Andy Warhol Films Jack Smith Filming
Self
Andy Warhol film.
Normal Love
Director
The feature length Normal Love is Jack Smith’s follow up to his now legendary film Flaming Creatures. This vivid, full-color homage to B-movies is a dizzying display of camp that clearly affirms Smith’s role as the driving force behind underground cinema and performance art of the post-war era. The cast includes Mario Montez, Diane de Prima, Tiny Tim, Francis Francine, Beverley Grant and John Vaccaro. Smith was known to constantly re-edit the film, often during screenings as it was still unspooling from the projector.
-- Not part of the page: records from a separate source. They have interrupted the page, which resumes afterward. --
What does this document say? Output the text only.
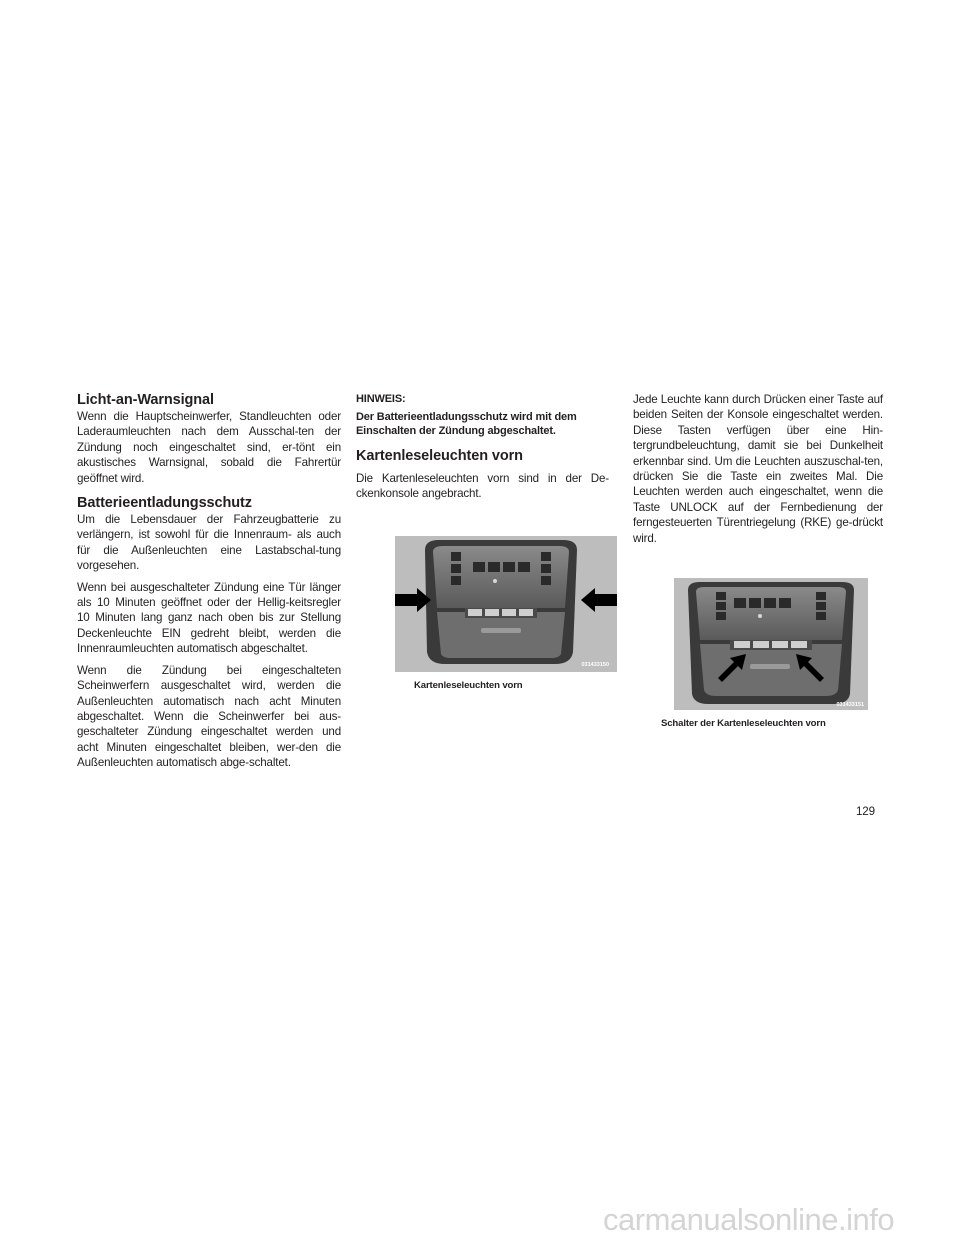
Licht-an-Warnsignal

Wenn die Hauptscheinwerfer, Standleuchten oder Laderaumleuchten nach dem Ausschal-ten der Zündung noch eingeschaltet sind, er-tönt ein akustisches Warnsignal, sobald die Fahrertür geöffnet wird.

Batterieentladungsschutz

Um die Lebensdauer der Fahrzeugbatterie zu verlängern, ist sowohl für die Innenraum- als auch für die Außenleuchten eine Lastabschal-tung vorgesehen.

Wenn bei ausgeschalteter Zündung eine Tür länger als 10 Minuten geöffnet oder der Hellig-keitsregler 10 Minuten lang ganz nach oben bis zur Stellung Deckenleuchte EIN gedreht bleibt, werden die Innenraumleuchten automatisch abgeschaltet.

Wenn die Zündung bei eingeschalteten Scheinwerfern ausgeschaltet wird, werden die Außenleuchten automatisch nach acht Minuten abgeschaltet. Wenn die Scheinwerfer bei aus-geschalteter Zündung eingeschaltet werden und acht Minuten eingeschaltet bleiben, wer-den die Außenleuchten automatisch abge-schaltet.

HINWEIS:

Der Batterieentladungsschutz wird mit dem Einschalten der Zündung abgeschaltet.

Kartenleseleuchten vorn

Die Kartenleseleuchten vorn sind in der De-ckenkonsole angebracht.

Jede Leuchte kann durch Drücken einer Taste auf beiden Seiten der Konsole eingeschaltet werden. Diese Tasten verfügen über eine Hin-tergrundbeleuchtung, damit sie bei Dunkelheit erkennbar sind. Um die Leuchten auszuschal-ten, drücken Sie die Taste ein zweites Mal. Die Leuchten werden auch eingeschaltet, wenn die Taste UNLOCK auf der Fernbedienung der ferngesteuerten Türentriegelung (RKE) ge-drückt wird.

031433150

Kartenleseleuchten vorn

031433151

Schalter der Kartenleseleuchten vorn

129

carmanualsonline.info
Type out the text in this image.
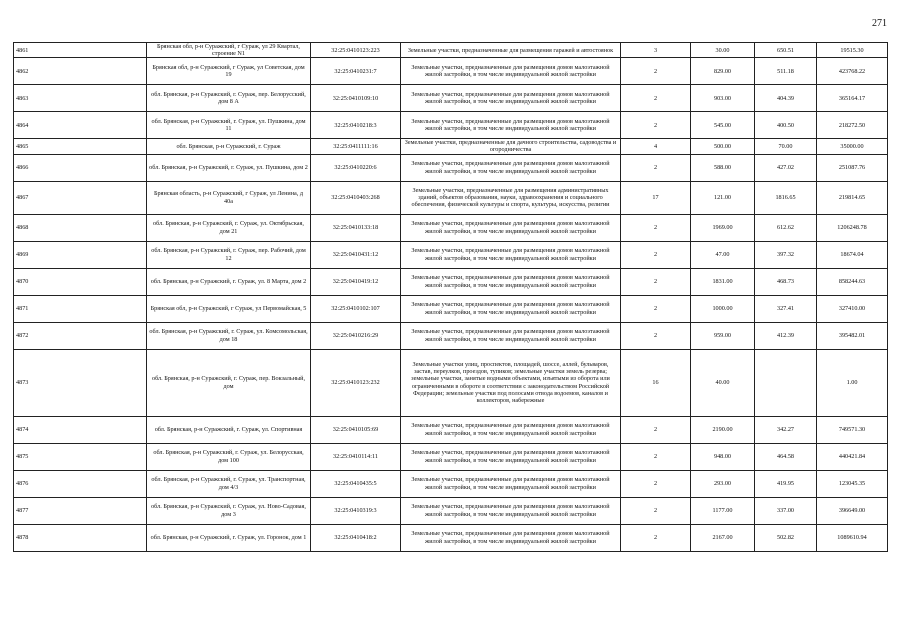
271
4861	Брянская обл, р-н Суражский, г Сураж, ул 29 Квартал, строение N1	32:25:0410123:223	Земельные участки, предназначенные для размещения гаражей и автостоянок	3	30.00	650.51	19515.30
4862	Брянская обл, р-н Суражский, г Сураж, ул Советская, дом 19	32:25:0410231:7	Земельные участки, предназначенные для размещения домов малоэтажной жилой застройки, в том числе индивидуальной жилой застройки	2	829.00	511.18	423768.22
4863	обл. Брянская, р-н Суражский, г. Сураж, пер. Белорусский, дом 8 А	32:25:0410109:10	Земельные участки, предназначенные для размещения домов малоэтажной жилой застройки, в том числе индивидуальной жилой застройки	2	903.00	404.39	365164.17
4864	обл. Брянская, р-н Суражский, г. Сураж, ул. Пушкина, дом 11	32:25:0410218:3	Земельные участки, предназначенные для размещения домов малоэтажной жилой застройки, в том числе индивидуальной жилой застройки	2	545.00	400.50	218272.50
4865	обл. Брянская, р-н Суражский, г. Сураж	32:25:0411111:16	Земельные участки, предназначенные для дачного строительства, садоводства и огородничества	4	500.00	70.00	35000.00
4866	обл. Брянская, р-н Суражский, г. Сураж, ул. Пушкина, дом 2	32:25:0410220:6	Земельные участки, предназначенные для размещения домов малоэтажной жилой застройки, в том числе индивидуальной жилой застройки	2	588.00	427.02	251087.76
4867	Брянская область, р-н Суражский, г Сураж, ул Ленина, д 40а	32:25:0410403:268	Земельные участки, предназначенные для размещения административных зданий, объектов образования, науки, здравоохранения и социального обеспечения, физической культуры и спорта, культуры, искусства, религии	17	121.00	1816.65	219814.65
4868	обл. Брянская, р-н Суражский, г. Сураж, ул. Октябрьская, дом 21	32:25:0410133:18	Земельные участки, предназначенные для размещения домов малоэтажной жилой застройки, в том числе индивидуальной жилой застройки	2	1969.00	612.62	1206248.78
4869	обл. Брянская, р-н Суражский, г. Сураж, пер. Рабочий, дом 12	32:25:0410431:12	Земельные участки, предназначенные для размещения домов малоэтажной жилой застройки, в том числе индивидуальной жилой застройки	2	47.00	397.32	18674.04
4870	обл. Брянская, р-н Суражский, г. Сураж, ул. 8 Марта, дом 2	32:25:0410419:12	Земельные участки, предназначенные для размещения домов малоэтажной жилой застройки, в том числе индивидуальной жилой застройки	2	1831.00	468.73	858244.63
4871	Брянская обл, р-н Суражский, г Сураж, ул Первомайская, 5	32:25:0410102:107	Земельные участки, предназначенные для размещения домов малоэтажной жилой застройки, в том числе индивидуальной жилой застройки	2	1000.00	327.41	327410.00
4872	обл. Брянская, р-н Суражский, г. Сураж, ул. Комсомольская, дом 18	32:25:0410216:29	Земельные участки, предназначенные для размещения домов малоэтажной жилой застройки, в том числе индивидуальной жилой застройки	2	959.00	412.39	395482.01
4873	обл. Брянская, р-н Суражский, г. Сураж, пер. Вокзальный, дом	32:25:0410123:232	Земельные участки улиц, проспектов, площадей, шоссе, аллей, бульваров, застав, переулков, проездов, тупиков; земельные участки земель резерва; земельные участки, занятые водными объектами, изъятыми из оборота или ограниченными в обороте в соответствии с законодательством Российской Федерации; земельные участки под полосами отвода водоемов, каналов и коллекторов, набережные	16	40.00		1.00
4874	обл. Брянская, р-н Суражский, г. Сураж, ул. Спортивная	32:25:0410105:69	Земельные участки, предназначенные для размещения домов малоэтажной жилой застройки, в том числе индивидуальной жилой застройки	2	2190.00	342.27	749571.30
4875	обл. Брянская, р-н Суражский, г. Сураж, ул. Белорусская, дом 100	32:25:0410114:11	Земельные участки, предназначенные для размещения домов малоэтажной жилой застройки, в том числе индивидуальной жилой застройки	2	948.00	464.58	440421.84
4876	обл. Брянская, р-н Суражский, г. Сураж, ул. Транспортная, дом 4/3	32:25:0410435:5	Земельные участки, предназначенные для размещения домов малоэтажной жилой застройки, в том числе индивидуальной жилой застройки	2	293.00	419.95	123045.35
4877	обл. Брянская, р-н Суражский, г. Сураж, ул. Ново-Садовая, дом 3	32:25:0410319:3	Земельные участки, предназначенные для размещения домов малоэтажной жилой застройки, в том числе индивидуальной жилой застройки	2	1177.00	337.00	396649.00
4878	обл. Брянская, р-н Суражский, г. Сураж, ул. Горонок, дом 1	32:25:0410418:2	Земельные участки, предназначенные для размещения домов малоэтажной жилой застройки, в том числе индивидуальной жилой застройки	2	2167.00	502.82	1089610.94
This print has been restored under the supervision of Jerry Tartaglia and is provided by Filmmakers Co-operative in New York City.
The Death of P'town
Fairy Vampire
Shot in Provincetown in the summer of '61 with the goal of funding a larger project, the film was never completed due to a violent argument between actor Jack Smith and director Ken Jacobs shortly after the shooting began. A title card explains that Smith 'would've starred as the Fairy Vampire.'
Scotch Tape
Director
Shot in 1959, Scotch Tape is Jack Smith's first film -- a joyous, three-minute romp, in color, using Peter Duchin's rhumba "Carinhoso" for its soundtrack. Three young men merrily bop through the wreckage of razed buildings at the site of what would become Lincoln Center. Apparently, Scotch Tape was never edited and, instead, was cut in the camera by Smith, combining long shots and close-ups while filming mostly from overhead. The title comes from a small strip of scotch tape that was accidentally stuck on the camera and so is visible in the lower-right corner of the frame throughout the film.
Little Cobra Dance
Jack Smith descends a fire escape in a makeshift "Arabian" costume and improvises increasingly frenetic choreography.
Saturday Afternoon Blood Sacrifice
Cult leader
Short film with Jack Smith as the mysterious leader of an even-more-mysterious cult, garbed in pseudo-papal regalia and adorned with jewelry and makeup. His followers do his bidding by abducting and cross-dressing an unsuspecting mailman. Smith launches a processional and is soon joined by real neighborhood children in the streets of Lower Manhattan. Eventually, the police came along and shooting ends, but Ken Jacobs gets an overhead shot of Smith trying to explain himself to the cops.